Все это не имеет связи ни с философией, ни со скепсисом, ни еще с
чем-либо иным, а связано с переживанием.
В заключение я хотел бы описать вам одно жизненное ощущение. Сразу
должен предупредить, что мне удастся лишь обозначить его. И несмотря на то,
что оно столь мало походит на поэзию Рильке, в его стихах вы обнаружите
большую связь с этим ощущением, чем в моих словах. А ведь говорил до сих пор
лишь об одной стороне прекрасного в его произведениях при наличии многих
других в их взаимосвязи; но мне достаточно будет указать на то, как уже эта
одна сторона прекрасного входит в грандиозную взаимосвязь его развития. И
именно это, именно вовлеченность мельчайшего в великое и есть поэзия Рильке.
Устоявшийся мир, а в нем чувства как нечто подвижное и изменяющееся -
таково обыденное представление. Собственно, оба они, и мир и чувства, не
есть нечто устоявшееся, хотя и существуют они в границах, крайне
отличающихся друг от друга. То, что внешний мир образует стену, замыкающую
наши чувства, имеет свои солидные основания, предстает все же и некоторым
произволом. Собственно, нам всем это достаточно хорошо известно, ни один из
нас не знает сегодня, на что он будет способен завтра, и эта мысль не
представляется более из ряда вон выходящей. Переход от морального поведения
к преступлению, от здоровья к болезни, от восхищения к презрительному
отношению к одним и тем же вещам не имеет отчетливых границ, и эта истина
стала очевидной для многих людей благодаря литературе последних десятилетий
и ряду других влияний. Не стану здесь преувеличивать. Если мы возьмем
конкретного человека, то в этом случае "способность ко всему" ограничена
довольно значительными препятствиями. Если же мы рассмотрим историю
человечества, то есть историю нормального поведения par excellence
{Предпочтительно (франц.).}, то никаких сомнений быть не может! Мода, стиль,
веяния времени, эпохи, моральные системы сменяют друг друга таким образом
или существуют одновременно в таком разнообразии и различиях, что невозможно
отделаться от представления, будто человечество являет собой желеобразную
массу, которая принимает любую форму, возникающую из внешних обстоятельств.

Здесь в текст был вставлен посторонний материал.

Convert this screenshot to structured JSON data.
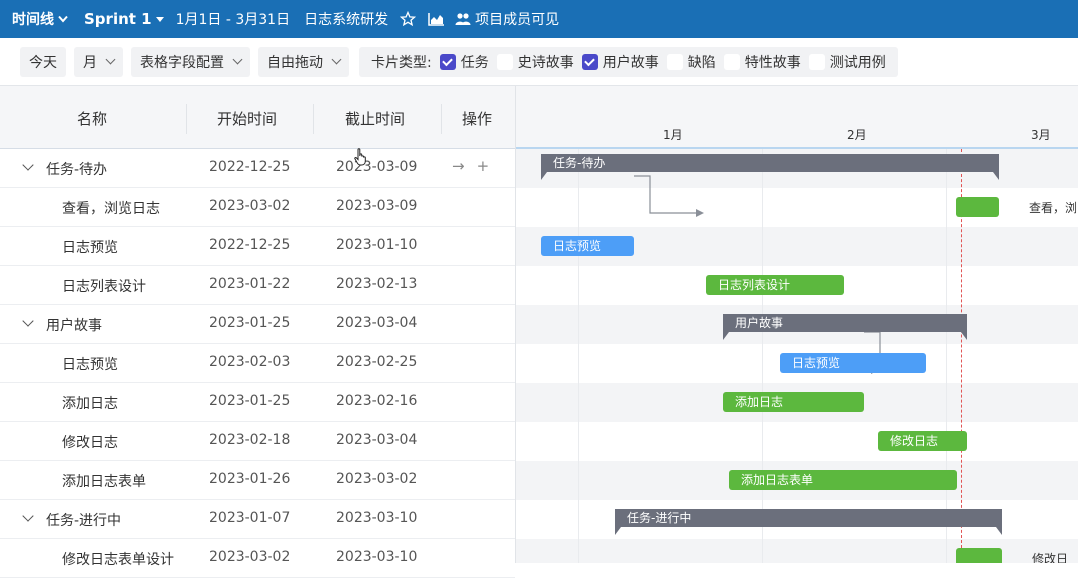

Естественным образом мы в высочайшей степени заинтересованы в том, чтобы
отрицать подобный факт, а именно заинтересованы с практической и моральной
сторон, связанных с определенной конкретной формой нашего состояния. В том и
заключается извечная деятельность жизни и одновременно ее инстинкт
самосохранения: придавать действительности прочные и однозначные формы.
Невозможно не заметить, что трудности в этом стремлении усиливаются там, где
участвуют чувства. Поэтому мы по возможности избегаем его, когда мы взыскуем
истины, порядка и прогресса. Иногда мы осторожно прибегаем к нему, например,
в поэзии или в любви. Это, как известно, процессы довольно алогичные, но
можно предположить, что однозначности познания вообще достает лишь там, где
состояние чувств в большей степени стабильно.
Я не могу останавливаться на этом более подробно; однако вы вероятно
смогли заметить, что наше обхождение с чувствами перестало быть чем-то
совершенно призрачным. И поскольку это не укрылось от обостренного
восприятия современности, то с учетом многих знамений можно ожидать, что мы
идем навстречу большой проблеме, связанной не только с разумом, но и с
душой.
И вот есть поэзия, которая в мире прочных форм означает дополнение,
отдохновение, украшение, подъем, прорыв, короче говоря, прерывание и
выключение; можно также сказать, что речь идет об определенных и единичных
чувствах. И вот есть поэзия, которая в общем и целом не в состоянии предать
забвению скрытое в целокупном бытии беспокойство, его непостоянность и
штучность; можно сказать, что речь здесь идет, хотя лишь отчасти, о чувстве
как целокупности, на которой мир покоится, словно на острове.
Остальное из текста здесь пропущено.